Il modello Pydantic dell’analisi ce l’avevo già, perché serviva alla riga di DB. Quindi lo schema era gratis:

def _schema_from_model(model_cls: type[BaseModel]) -> dict[str, Any]:
    """JSON Schema da un modello Pydantic, pronto per input_schema."""
    ...

response = client.messages.create(
    model=model_id,
    system=system,
    messages=[{"role": "user", "content": user}],
    tools=[{
        "name": "submit_analysis",
        "description": "Return the structured job analysis.",
        "input_schema": _schema_from_model(JobAnalysis),
    }],
    tool_choice={"type": "tool", "name": "submit_analysis"},
)
block = next(b for b in response.content if b.type == "tool_use")
data = block.input  # un dict, parsato dall'SDK, niente testo di mezzo

Il refactor è atterrato il 14 aprile in un commit solo: tutte le chiamate AI del codebase migrate, i cinque parser cancellati, il fallback di auto-riparazione cancellato, il file di test sul JSON spazzatura cancellato con loro. Il messaggio di commit dice meno 200 righe e si tiene basso, perché le righe uscite erano proprio quelle che dovevo rileggermi ogni volta che qualcosa si rompeva.

Era la PR che faceva paura, in mezzo a un pomeriggio in cui io e Claude ne abbiamo portate in produzione tredici. Di quel giorno ho scritto a parte. Dodici erano ordinaria amministrazione. Questa cancellava una rete di sicurezza e la sostituiva con la promessa di un’API, nello stesso diff.
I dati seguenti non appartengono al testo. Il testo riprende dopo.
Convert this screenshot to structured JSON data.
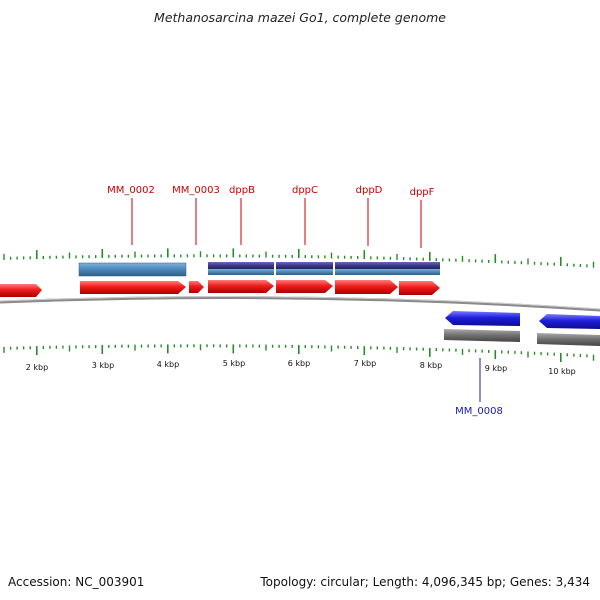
{
  "title": "Methanosarcina mazei Go1, complete genome",
  "footer": {
    "accession": "Accession: NC_003901",
    "summary": "Topology: circular; Length: 4,096,345 bp; Genes: 3,434"
  },
  "colors": {
    "forward_gene": "#ee1c1c",
    "reverse_gene": "#1e1edc",
    "forward_label": "#cc0000",
    "reverse_label": "#1a1ab0",
    "feature_light": "#4a86b8",
    "feature_dark": "#3a3a8a",
    "feature_gray": "#6e6e6e",
    "tick": "#2a8a2a",
    "backbone": "#777777"
  },
  "scale": {
    "labels": [
      "2 kbp",
      "3 kbp",
      "4 kbp",
      "5 kbp",
      "6 kbp",
      "7 kbp",
      "8 kbp",
      "9 kbp",
      "10 kbp"
    ]
  },
  "genes_forward": [
    {
      "label": "MM_0002"
    },
    {
      "label": "MM_0003"
    },
    {
      "label": "dppB"
    },
    {
      "label": "dppC"
    },
    {
      "label": "dppD"
    },
    {
      "label": "dppF"
    }
  ],
  "genes_reverse": [
    {
      "label": "MM_0008"
    }
  ]
}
Una cosa l’ho tenuta: la validazione Pydantic dopo la chiamata. Lo schema garantisce la forma, non il senso. Un punteggio di 950 su un campo 0-100 è JSON perfettamente conforme allo schema ed è comunque spazzatura, e l’output del modello resta input non fidato in qualunque confezione arrivi. Il contratto si è spostato dentro l’API; il controllo è rimasto dalla mia parte.
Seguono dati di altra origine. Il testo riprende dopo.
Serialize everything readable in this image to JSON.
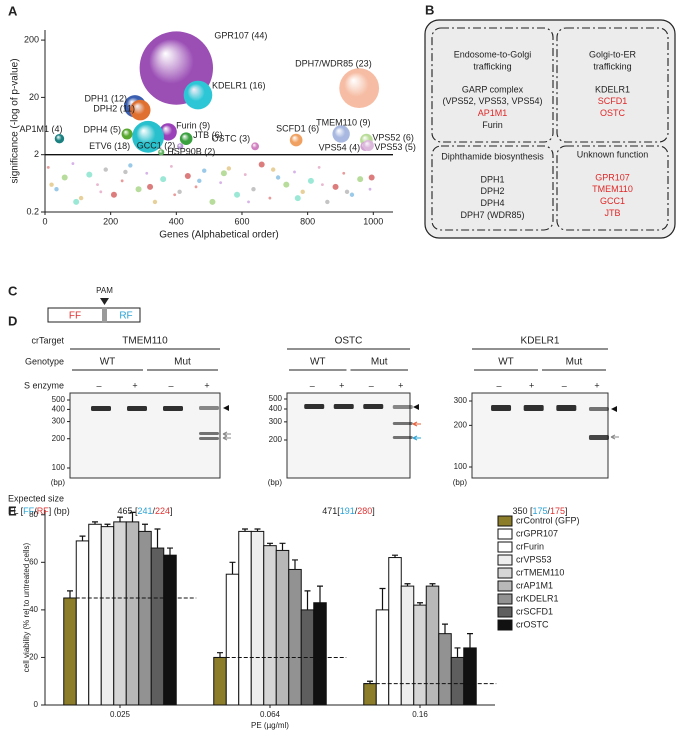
{
  "panel_labels": [
    "A",
    "B",
    "C",
    "D",
    "E"
  ],
  "chart_data": [
    {
      "type": "bubble",
      "y_label": "significance (-log of p-value)",
      "x_label": "Genes (Alphabetical order)",
      "xlim": [
        0,
        1060
      ],
      "xticks": [
        0,
        200,
        400,
        600,
        800,
        1000
      ],
      "ylim": [
        0.2,
        300
      ],
      "yticks": [
        0.2,
        2,
        20,
        200
      ],
      "log_y": true,
      "threshold": 2,
      "points": {
        "labels": [
          "GPR107 (44)",
          "KDELR1 (16)",
          "DPH7/WDR85 (23)",
          "DPH1 (12)",
          "DPH2 (11)",
          "AP1M1 (4)",
          "DPH4 (5)",
          "Furin (9)",
          "ETV6 (18)",
          "JTB (6)",
          "GCC1 (2)",
          "HSP90B (2)",
          "OSTC (3)",
          "SCFD1 (6)",
          "TMEM110 (9)",
          "VPS52 (6)",
          "VPS54 (4)",
          "VPS53 (5)"
        ],
        "x": [
          400,
          466,
          957,
          274,
          290,
          44,
          250,
          375,
          314,
          430,
          412,
          354,
          640,
          765,
          902,
          979,
          975,
          985
        ],
        "y": [
          65,
          22,
          29,
          14,
          12,
          3.8,
          4.6,
          5.0,
          4.1,
          3.8,
          2.8,
          2.2,
          2.8,
          3.6,
          4.6,
          3.6,
          2.8,
          2.9
        ],
        "size": [
          44,
          16,
          23,
          12,
          11,
          4,
          5,
          9,
          18,
          6,
          2,
          2,
          3,
          6,
          9,
          6,
          4,
          5
        ],
        "colors": [
          "#9b4fb5",
          "#2cc6d6",
          "#f6bda4",
          "#3b5fb0",
          "#e07030",
          "#1a8080",
          "#5aa830",
          "#9a40b8",
          "#28c0cc",
          "#3aa040",
          "#b090d0",
          "#60b060",
          "#d080c0",
          "#f0a060",
          "#a8b8e0",
          "#b8dc98",
          "#d0a0d0",
          "#dcb8dc"
        ]
      },
      "background": {
        "x": [
          10,
          35,
          60,
          85,
          110,
          135,
          160,
          185,
          210,
          235,
          260,
          285,
          310,
          335,
          360,
          385,
          410,
          435,
          460,
          485,
          510,
          535,
          560,
          585,
          610,
          635,
          660,
          685,
          710,
          735,
          760,
          785,
          810,
          835,
          860,
          885,
          910,
          935,
          960,
          990,
          20,
          95,
          170,
          245,
          320,
          395,
          470,
          545,
          620,
          695,
          770,
          845,
          920,
          995
        ],
        "y": [
          1.2,
          0.5,
          0.8,
          1.4,
          0.35,
          0.9,
          0.6,
          1.1,
          0.4,
          0.7,
          1.3,
          0.5,
          0.95,
          0.3,
          0.75,
          1.25,
          0.45,
          0.85,
          0.55,
          1.05,
          0.3,
          0.65,
          1.15,
          0.4,
          0.9,
          0.5,
          1.35,
          0.35,
          0.8,
          0.6,
          1.0,
          0.45,
          0.7,
          1.2,
          0.3,
          0.55,
          0.95,
          0.4,
          0.75,
          0.5,
          0.6,
          0.3,
          0.45,
          1.0,
          0.55,
          0.4,
          0.7,
          0.95,
          0.3,
          1.1,
          0.35,
          0.6,
          0.45,
          0.8
        ],
        "palette": [
          "#e07a7a",
          "#7ab8e0",
          "#9fd07a",
          "#c89be0",
          "#e0c07a",
          "#7ae0c8",
          "#e09fc0",
          "#b0b0b0",
          "#d05050"
        ]
      }
    },
    {
      "type": "bar",
      "y_label": "cell viability (% rel to untreated cells)",
      "x_label": "PE (µg/ml)",
      "categories": [
        "0.025",
        "0.064",
        "0.16"
      ],
      "ylim": [
        0,
        82
      ],
      "yticks": [
        0,
        20,
        40,
        60,
        80
      ],
      "control_lines": true,
      "series": [
        {
          "name": "crControl (GFP)",
          "color": "#8c7d2b",
          "values": [
            45,
            20,
            9
          ],
          "errors": [
            3,
            2,
            1
          ]
        },
        {
          "name": "crGPR107",
          "color": "#ffffff",
          "values": [
            69,
            55,
            40
          ],
          "errors": [
            2,
            5,
            9
          ]
        },
        {
          "name": "crFurin",
          "color": "#ffffff",
          "values": [
            76,
            73,
            62
          ],
          "errors": [
            1,
            1,
            1
          ]
        },
        {
          "name": "crVPS53",
          "color": "#eeeeee",
          "values": [
            75,
            73,
            50
          ],
          "errors": [
            1,
            1,
            1
          ]
        },
        {
          "name": "crTMEM110",
          "color": "#d6d6d6",
          "values": [
            77,
            67,
            42
          ],
          "errors": [
            2,
            1,
            1
          ]
        },
        {
          "name": "crAP1M1",
          "color": "#b8b8b8",
          "values": [
            77,
            65,
            50
          ],
          "errors": [
            4,
            3,
            1
          ]
        },
        {
          "name": "crKDELR1",
          "color": "#929292",
          "values": [
            73,
            57,
            30
          ],
          "errors": [
            3,
            4,
            4
          ]
        },
        {
          "name": "crSCFD1",
          "color": "#5e5e5e",
          "values": [
            66,
            40,
            20
          ],
          "errors": [
            8,
            8,
            4
          ]
        },
        {
          "name": "crOSTC",
          "color": "#111111",
          "values": [
            63,
            43,
            24
          ],
          "errors": [
            3,
            7,
            6
          ]
        }
      ]
    }
  ],
  "panel_b": {
    "boxes": [
      {
        "title": [
          "Endosome-to-Golgi",
          "trafficking"
        ],
        "items": [
          {
            "text": "GARP complex",
            "color": "#222222"
          },
          {
            "text": "(VPS52, VPS53, VPS54)",
            "color": "#222222"
          },
          {
            "text": "AP1M1",
            "color": "#e02828"
          },
          {
            "text": "Furin",
            "color": "#222222"
          }
        ]
      },
      {
        "title": [
          "Golgi-to-ER",
          "trafficking"
        ],
        "items": [
          {
            "text": "KDELR1",
            "color": "#222222"
          },
          {
            "text": "SCFD1",
            "color": "#e02828"
          },
          {
            "text": "OSTC",
            "color": "#e02828"
          }
        ]
      },
      {
        "title": [
          "Diphthamide biosynthesis"
        ],
        "items": [
          {
            "text": "DPH1",
            "color": "#222222"
          },
          {
            "text": "DPH2",
            "color": "#222222"
          },
          {
            "text": "DPH4",
            "color": "#222222"
          },
          {
            "text": "DPH7 (WDR85)",
            "color": "#222222"
          }
        ]
      },
      {
        "title": [
          "Unknown function"
        ],
        "items": [
          {
            "text": "GPR107",
            "color": "#e02828"
          },
          {
            "text": "TMEM110",
            "color": "#e02828"
          },
          {
            "text": "GCC1",
            "color": "#e02828"
          },
          {
            "text": "JTB",
            "color": "#e02828"
          }
        ]
      }
    ]
  },
  "panel_c": {
    "pam": "PAM",
    "ff": "FF",
    "rf": "RF"
  },
  "panel_d": {
    "row_labels": [
      "crTarget",
      "Genotype",
      "S enzyme"
    ],
    "expected_label": "Expected size",
    "fl_legend": [
      {
        "text": "FL [",
        "color": "#222222"
      },
      {
        "text": "FF",
        "color": "#29a3d6"
      },
      {
        "text": "/",
        "color": "#222222"
      },
      {
        "text": "RF",
        "color": "#e03333"
      },
      {
        "text": "] (bp)",
        "color": "#222222"
      }
    ],
    "gels": [
      {
        "target": "TMEM110",
        "genotypes": [
          "WT",
          "Mut"
        ],
        "enzyme": [
          "–",
          "+",
          "–",
          "+"
        ],
        "ladder": [
          500,
          400,
          300,
          200,
          100
        ],
        "unit": "(bp)",
        "expected": [
          {
            "text": "465 [",
            "color": "#222222"
          },
          {
            "text": "241",
            "color": "#29a3d6"
          },
          {
            "text": "/",
            "color": "#222222"
          },
          {
            "text": "224",
            "color": "#e03333"
          },
          {
            "text": "]",
            "color": "#222222"
          }
        ]
      },
      {
        "target": "OSTC",
        "genotypes": [
          "WT",
          "Mut"
        ],
        "enzyme": [
          "–",
          "+",
          "–",
          "+"
        ],
        "ladder": [
          500,
          400,
          300,
          200
        ],
        "unit": "(bp)",
        "expected": [
          {
            "text": "471[",
            "color": "#222222"
          },
          {
            "text": "191",
            "color": "#29a3d6"
          },
          {
            "text": "/",
            "color": "#222222"
          },
          {
            "text": "280",
            "color": "#e03333"
          },
          {
            "text": "]",
            "color": "#222222"
          }
        ]
      },
      {
        "target": "KDELR1",
        "genotypes": [
          "WT",
          "Mut"
        ],
        "enzyme": [
          "–",
          "+",
          "–",
          "+"
        ],
        "ladder": [
          300,
          200,
          100
        ],
        "unit": "(bp)",
        "expected": [
          {
            "text": "350 [",
            "color": "#222222"
          },
          {
            "text": "175",
            "color": "#29a3d6"
          },
          {
            "text": "/",
            "color": "#222222"
          },
          {
            "text": "175",
            "color": "#e03333"
          },
          {
            "text": "]",
            "color": "#222222"
          }
        ]
      }
    ]
  }
}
La sorpresa è arrivata dopo il lancio

Ed ecco la parte che non mi aspettavo, il motivo per cui questo pezzo non è solo “usa il tool use e cancella i parser”.

Con l’output testuale il modello prendeva le mie regole di prompt un po’ alla leggera, e il caos del parsing lo copriva. Con lo schema forzato obbedisce molto più alla lettera. Avevo una regola di fallback per le posizioni freelance: gli annunci italiani ogni tanto vogliono la P.IVA, e quello cambia se l’offerta per me ha senso oppure no. La regola diceva, più o meno, “se lo status freelance è ambiguo, segnalalo”. Col tool use il modello ha cominciato a segnalare offerte che nominavano il freelance di passaggio, una riga sui contractor di un altro team, qualsiasi cosa. Ambiguo era silenziosamente diventato “nominato da qualche parte”.
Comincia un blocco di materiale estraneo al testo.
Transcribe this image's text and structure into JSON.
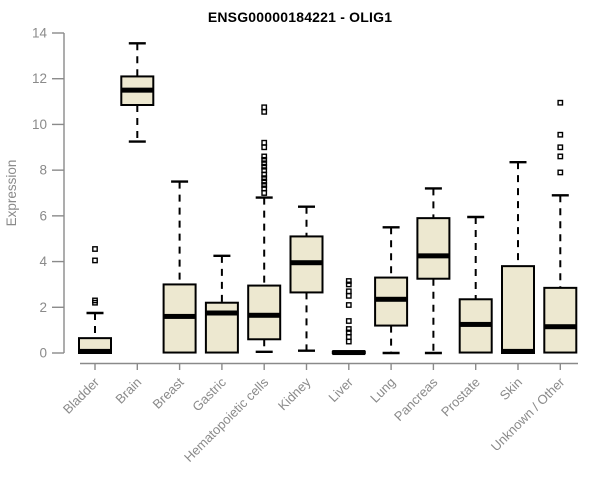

Lo schema ha reso il modello più obbediente, e l’obbedienza ha messo in piazza quanto erano sciatte le mie istruzioni. Il fix non era codice. Era riscrivere il prompt con precedenze esplicite: vince il tipo di contratto dichiarato nell’offerta, il fallback scatta solo quando è l’offerta stessa a parlare di contratto senza chiuderlo.

Quindi la lezione che ho pagato davvero: quando passi dal parsing testuale al tool use, le regole interpretative del prompt vanno strette, non allentate. Il modello smette di improvvisare sul formato e comincia a prendere sul serio le tue parole. Se le regole erano vaghe, lo scopri adesso.

Cosa direi al me di prima

I parser non sono mai stati programmazione difensiva. Erano il sintomo che il contratto viveva dal lato sbagliato della chiamata API, e ogni nuova funzione di riparazione ero io che rinegoziavo quel contratto nel posto peggiore possibile, dopo la risposta, un caso limite alla volta.

Se la tua pipeline ha una funzione che si chiama _fix_single_quotes, non ti serve un parser migliore. Sposta la forma in input_schema, forza il tool, tieniti la validazione e cancella il museo. Poi vatti a rileggere il prompt, perché il modello sta per cominciare a credere a ogni sua parola.